Global max of a multivar func when restriced to a given plane.

[TylerH]

On this year's Virginia Tech test there was a problem to prove:
\frac{x}{1+x^2}+\frac{y}{1+y^2}+\frac{z}{1+z^2}\leq \frac{3\sqrt{3}}{2}
when
x+y+z=xyz

So my approach was to consider the function, f, where
f(x, y, z)=\frac{x}{1+x^2}+\frac{y}{1+y^2}+\frac{z}{1+z^2}
then restrict f to the plane x+y+z=xyz, then maximize f.

How could I restrict f to that plane and then maximize?

 

[slider142]

The solution set of x + y + z = xyz is not a 2-dimensional plane. It is a level set of the function g(x, y, z) = x + y + z - xyz. Let's call that set of points M. To optimize a function subject to a constraint of this type, it is best to use the method of Lagrange multipliers. In particular, if P = (a, b, c) is a stationary point for f over the manifold M, then the gradient of f at P must be a scalar multiple λ of the gradient of g at P. This equation, plus the fact that g(P) = 0 provides a system of 4 equations in 4 unknowns that you can solve for the requisite points.

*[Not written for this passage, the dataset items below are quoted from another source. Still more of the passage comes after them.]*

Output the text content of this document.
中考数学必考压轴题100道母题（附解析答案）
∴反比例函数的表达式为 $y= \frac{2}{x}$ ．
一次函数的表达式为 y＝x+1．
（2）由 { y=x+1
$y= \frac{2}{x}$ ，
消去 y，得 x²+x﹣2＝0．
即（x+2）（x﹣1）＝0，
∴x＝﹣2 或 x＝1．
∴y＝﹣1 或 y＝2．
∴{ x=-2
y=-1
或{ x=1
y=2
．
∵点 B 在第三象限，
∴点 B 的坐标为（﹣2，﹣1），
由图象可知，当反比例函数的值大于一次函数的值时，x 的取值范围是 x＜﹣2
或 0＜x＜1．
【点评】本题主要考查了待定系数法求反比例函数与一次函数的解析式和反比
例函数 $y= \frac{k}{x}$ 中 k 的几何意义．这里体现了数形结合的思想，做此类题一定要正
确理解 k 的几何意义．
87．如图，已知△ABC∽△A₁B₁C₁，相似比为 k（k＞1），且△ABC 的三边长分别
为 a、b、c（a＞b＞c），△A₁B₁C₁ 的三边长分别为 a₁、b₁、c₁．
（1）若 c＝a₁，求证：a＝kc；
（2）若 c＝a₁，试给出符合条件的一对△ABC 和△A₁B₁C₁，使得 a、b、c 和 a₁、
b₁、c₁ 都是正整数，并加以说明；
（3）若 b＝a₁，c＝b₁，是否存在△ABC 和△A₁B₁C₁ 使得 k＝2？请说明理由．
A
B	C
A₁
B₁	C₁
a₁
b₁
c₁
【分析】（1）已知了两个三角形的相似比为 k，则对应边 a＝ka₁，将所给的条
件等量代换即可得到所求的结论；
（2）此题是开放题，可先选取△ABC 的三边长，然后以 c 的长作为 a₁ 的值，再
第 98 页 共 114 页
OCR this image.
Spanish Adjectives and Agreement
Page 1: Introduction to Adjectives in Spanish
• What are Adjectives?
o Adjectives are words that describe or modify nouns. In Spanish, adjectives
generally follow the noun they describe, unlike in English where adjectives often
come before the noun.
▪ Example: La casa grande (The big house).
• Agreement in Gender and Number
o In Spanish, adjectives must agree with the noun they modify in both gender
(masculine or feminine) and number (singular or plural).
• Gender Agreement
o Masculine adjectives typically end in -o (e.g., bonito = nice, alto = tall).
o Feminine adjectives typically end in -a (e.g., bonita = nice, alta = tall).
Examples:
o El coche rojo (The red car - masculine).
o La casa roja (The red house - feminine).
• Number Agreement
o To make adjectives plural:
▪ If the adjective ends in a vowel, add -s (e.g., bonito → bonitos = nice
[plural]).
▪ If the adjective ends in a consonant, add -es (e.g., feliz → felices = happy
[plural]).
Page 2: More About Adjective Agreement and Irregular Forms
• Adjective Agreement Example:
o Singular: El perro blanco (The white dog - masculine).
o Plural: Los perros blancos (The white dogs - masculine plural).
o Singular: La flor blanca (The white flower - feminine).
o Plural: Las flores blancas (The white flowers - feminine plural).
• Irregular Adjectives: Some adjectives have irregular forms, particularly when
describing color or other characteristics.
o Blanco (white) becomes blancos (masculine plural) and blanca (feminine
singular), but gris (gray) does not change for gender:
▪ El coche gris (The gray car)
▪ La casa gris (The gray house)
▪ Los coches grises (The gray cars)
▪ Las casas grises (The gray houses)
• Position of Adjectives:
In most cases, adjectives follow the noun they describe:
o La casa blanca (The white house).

You can then use the Hessian to determine the identity of these points.

 

[TylerH]

The solution set of x + y + z = xyz is not a 2-dimensional plane. It is a level set of the function g(x, y, z) = x + y + z - xyz. Let's call that set of points M. To optimize a function subject to a constraint of this type, it is best to use the method of Lagrange multipliers. In particular, if P = (a, b, c) is a stationary point for f over the manifold M, then the gradient of f at P must be a scalar multiple λ of the gradient of g at P. This equation, plus the fact that g(P) = 0 provides a system of 4 equations in 4 unknowns that you can solve for the requisite points. You can then use the Hessian to determine the identity of these points.

Oh! That's actually a sort of natural extension to the 3d stuff I learned in calc 3. Thanks!